Is there an AppleScript or shell script that does this? Right now I'm opening the History tab and performing a few actions visually speaking. I was wondering if it can be done behind the scenes with some code to make it faster and less "visually intrusive"?
According to this thread: macos - Clear out Chrome history from command line? - Ask Different, the files that save the History are present here:
~/Library/Application Support/Google/Chrome/Default/
and they are:
- History
- History-journal
I noticed that the "History-journal" is the only one that is completely empty when I clear the history from within Chrome. I also noticed, by moving those files to the Desktop, that Chrome creates them once I start Chrome again. Maybe I can set up a macro that deletes those files when I quit Chrome?

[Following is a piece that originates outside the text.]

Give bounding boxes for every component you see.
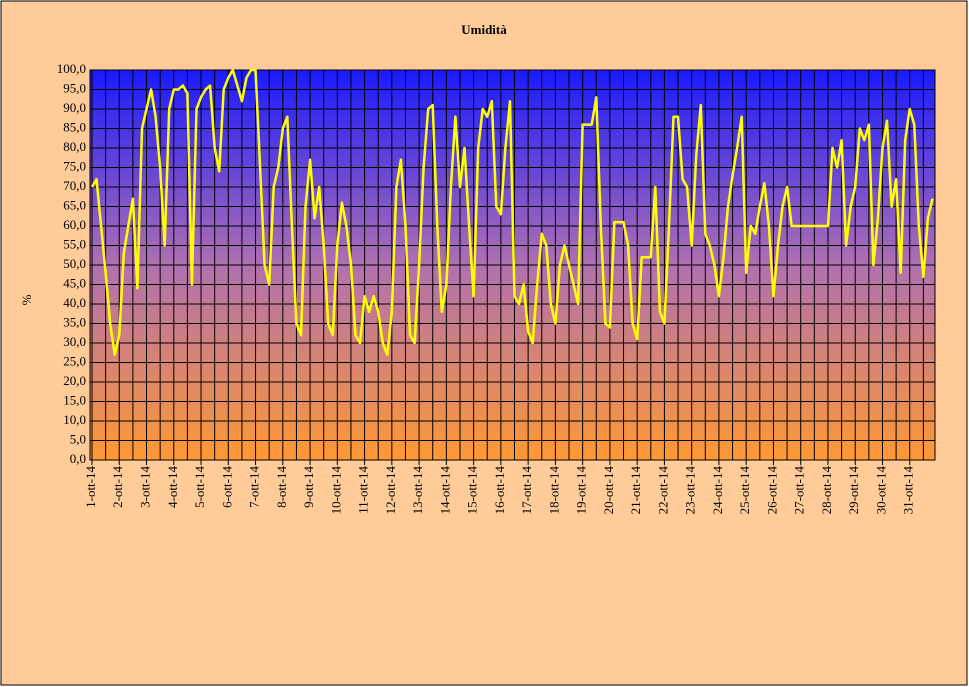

Any idea if this is a good way of doing it? Any issues with this approach? Any other way of clearing the history if not this one?
You could make it ⌥⌘Q.
Or there's this.
Alternatively, if you always want to delete the history upon quit, I'm pretty sure Chrome has a preference for that.
I wish, but it doesn't. That was my first thought. That's why there's extensions for that. It's weird that Google doesn't have that option. And here's what's even weirder:
If you are on a website and you decide to quit Chrome without closing that website's window/tab, that website goes to a tab called Recently Closed, and even if you delete the History, that stays there. There's also no preference to enable/disable that. So there's a "privacy" issue there that they should definitely address.
There's a "hack" which is supposed to work and it's exiting it twice, but that doesn't work for me.
That was exactly my point haha I want to still use ⌘+Q
Yeah I saw another one like that, but way simpler. I'm not sure why the long script... I just used rm pathToFile
and it worked.
Thanks for sharing that, thought.
So I guess my question has been answered: deleting those files is not a dangerous thing to do.